The second day usually starts with the keynote from Adam Selipsky, CEO of AWS. The keynote is not a technical session but it’s a good place to learn about new products or services launches. In such big event, it’s show as well. When you enter the room, there is a band playing music and I liked the setlist full of rock music!

Announcements

One part of the keynote was dedicated to data and how to discover, ingest and process it. In that area, he announced Amazon Aurora integration with Amazon Redshift and Amazon Redshift integration with Apache Spark. The idea is to run analytics query on near realtime transactional data. For visualisation of your data, he introduced a new question supported by Q in Amazon Quicksight.

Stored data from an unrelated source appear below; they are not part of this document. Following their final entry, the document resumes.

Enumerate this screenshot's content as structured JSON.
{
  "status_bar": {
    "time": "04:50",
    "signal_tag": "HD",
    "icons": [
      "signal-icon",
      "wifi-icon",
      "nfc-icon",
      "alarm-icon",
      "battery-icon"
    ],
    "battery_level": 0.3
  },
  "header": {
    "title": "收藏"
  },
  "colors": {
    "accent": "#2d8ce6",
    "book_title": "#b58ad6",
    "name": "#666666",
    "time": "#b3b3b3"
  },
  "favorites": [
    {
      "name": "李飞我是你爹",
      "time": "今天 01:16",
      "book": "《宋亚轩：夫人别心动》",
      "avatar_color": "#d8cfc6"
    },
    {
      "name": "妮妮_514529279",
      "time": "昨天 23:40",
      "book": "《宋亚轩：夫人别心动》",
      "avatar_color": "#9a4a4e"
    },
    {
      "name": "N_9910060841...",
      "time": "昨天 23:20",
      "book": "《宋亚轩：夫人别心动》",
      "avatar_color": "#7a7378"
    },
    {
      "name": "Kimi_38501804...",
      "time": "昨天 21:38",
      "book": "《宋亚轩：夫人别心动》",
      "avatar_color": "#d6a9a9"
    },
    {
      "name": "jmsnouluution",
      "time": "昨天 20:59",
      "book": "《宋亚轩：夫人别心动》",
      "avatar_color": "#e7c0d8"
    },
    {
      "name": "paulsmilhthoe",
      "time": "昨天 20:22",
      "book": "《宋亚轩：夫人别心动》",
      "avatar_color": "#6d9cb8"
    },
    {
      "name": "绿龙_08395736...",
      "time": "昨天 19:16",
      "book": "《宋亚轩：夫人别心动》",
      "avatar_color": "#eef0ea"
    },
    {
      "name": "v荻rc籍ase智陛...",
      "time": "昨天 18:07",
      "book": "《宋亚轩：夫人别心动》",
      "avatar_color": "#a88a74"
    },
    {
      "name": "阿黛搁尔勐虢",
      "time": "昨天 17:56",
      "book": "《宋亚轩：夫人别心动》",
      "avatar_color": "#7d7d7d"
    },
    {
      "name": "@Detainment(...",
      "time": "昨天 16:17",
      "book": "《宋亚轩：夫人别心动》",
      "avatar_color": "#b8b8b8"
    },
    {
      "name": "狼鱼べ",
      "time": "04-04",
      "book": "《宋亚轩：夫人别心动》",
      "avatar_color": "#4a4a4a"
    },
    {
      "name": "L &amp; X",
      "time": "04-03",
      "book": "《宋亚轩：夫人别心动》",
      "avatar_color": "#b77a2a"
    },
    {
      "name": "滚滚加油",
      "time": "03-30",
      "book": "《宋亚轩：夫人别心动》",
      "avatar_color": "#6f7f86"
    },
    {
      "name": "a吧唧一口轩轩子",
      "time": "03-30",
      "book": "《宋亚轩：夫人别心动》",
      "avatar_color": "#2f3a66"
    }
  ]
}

The idea of this blog is not to list all the new launches. You can get a full list of new announcements on a dedicated AWS blog: Top announcements of AWS re:Invent 2022.

Audit and compliance

Today, I didn’t attend any workshop but I was in a builders session with David. These sessions are really appreciated and you need to be fast to save your spot. It looks like a workshop but there are less seats and there is one dedicated speaker for each table. We configured CloudTrail Lake in a demo account. Then we ran few queries to explore the audit data. I invite you to look at David’s blog AWS re:Invent day 2: All about Lakes for more details about the feature itself.

Learning with games

I also wanted to try a new session type for me, gamified learning. I decided to go easy for my first time. Indeed I choose to participate to a session where you take the quests at your own pace without competition.

Once seated, I registered to a platform and the pitch is quite simple: I’m a new employee of the startup Unicorn and I got some quests to solve. You win points by solving those quests. You can work as a team per table and compete with the other tables if you’d like. The image on the left shows few of the available quests. I completed 2 quests of different levels: one very easy (1 out of 5) about Web Resiliency and one more difficult (4 out of 5) about scaling containers in ECS.

The easier quest was well guided and close to the content you can get in a workshop or builder session. There are different tasks with objectives well explained. But the answers are hidden and revealing the hints costs you some of your points earned.

About the “Scaling Fast and Furious” quest, it looks like a scenario. I got only a few lines of text giving the context about the application not reaching the customer expectations. And some vague hints provided by colleagues. But not clear tasks and objectives. I’m happy I finally completed this quest even if I did not had a lot of practical experience with ECS task auto-scaling.